Les autorités chinoises ne cessent de renforcer leur présence dans la zone à coups de prêts et de financement d’infrastructures, ce qui a poussé Canberra et Washington à lancer leur propre offensive de charme pour ne pas perdre leurs alliés insulaires traditionnels.
Moins de deux semaines après avoir effectué en Australie sa première visite officielle à l’étranger depuis son arrivée à la tête du gouvernement papouasien, James Marape a annoncé mardi qu’il avait demandé à Pékin son aide pour le refinancement d’une dette publique de 27 milliards de kinas (7,1 milliards d’euros), à l’occasion d’une réunion à Port Moresby avec l’ambassadeur de Chine.
« Il a dit qu’une lettre officielle serait adressée à l’ambassadeur pour qu’il la transmette à Pékin », a indiqué dans un communiqué le cabinet du Premier ministre.
« Il a suggéré que la Banque de Papouasie-Nouvelle-Guinée et la Banque de la République populaire de Chine prennent les choses en main avec le département du Trésor pour lancer les consultations. »
– Faire monter les enchères –
Depuis qu’il est devenu Premier ministre il y a deux mois et demi, M. Marape a déclaré la guerre à la corruption endémique dans son pays et promis de rééquilibrer ses relations avec ses alliés, ainsi qu’avec les multinationales qui exploitent les vastes ressources minières de la Papouasie.
Le communiqué précise que le Premier ministre a exhorté Pékin à conclure un accord de libre-échange avec les Nations du Pacifique et encouragé la Chine à doper ses investissements en Papouasie dans les secteurs de l’exploitation forestière, de la pêche et des ressources minières.
De son côté, l’ambassadeur de Chine Xue Bing a fait part de ses préoccupations quant au fait que la prochaine réunion du Forum des îles du Pacifique (FIP) se tienne aux Tuvalu, un petit archipel qui continue d’avoir des relations diplomatiques avec Taïwan, et non avec Pékin.
Jonathan Pryke, expert des questions relatives au Pacifique au sein de l’Institut Lowy, a estimé que cette requête, juste après que l’Australie eut déroulé le tapis rouge pour M. Marape, était de nature à susciter l’ire de Canberra et Washington.
« Si la Chine restructurait l’ensemble de la dette de la Papouasie, elle deviendrait son plus gros bailleur individuel, ce qui lui donnerait une très grande influence sur le pays », a-t-il dit.
« Rien ne nous dit que la Chine voudra le faire, mais le cas échéant, je m’attends à ce qu’elle demande d’importantes concessions. »
De son côté, le département australien des Affaires étrangères a indiqué dans un communiqué qu’il saluait toute forme de « soutien apporté aux besoins en développement de nos partenaires du Pacifique » à la condition que l’aide soit « transparente, qu’elle respecte les standards internationaux, réponde à des besoins véritables et évite de se traduire par des dettes supplémentaires qui ne soient pas viables ».
La Chine a souvent été accusée d’utiliser sa force de frappe financière pour étendre son influence et de piéger certains pays vulnérables dans un endettement insoutenable.
La Papouasie-Nouvelle-Guinée a un besoin urgent de fonds, observe M. Pryke.
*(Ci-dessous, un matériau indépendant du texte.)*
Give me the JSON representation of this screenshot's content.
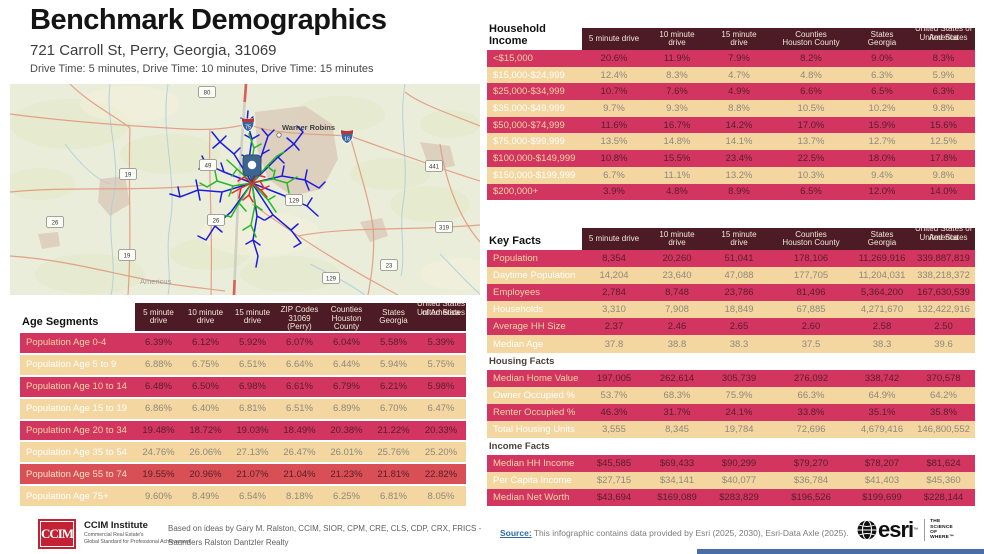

Sa dette représente près de 33% de son PIB, et son remboursement engouffre 15 de son budget annuel. La Chine ne détient actuellement que 7% de la dette totale de la Papouasie, explique-t-il.
M. Pryke a cependant relevé que Pékin n’avait par le passé jamais racheté l’intégralité de la dette publique d’un pays et a avancé la possibilité que M. Marape cherche surtout à faire monter les enchères avec Canberra.
« Dire que +la Chine veut discuter avec nous+ est une façon d’obtenir davantage d’engagement de l’Australie », explique-t-il.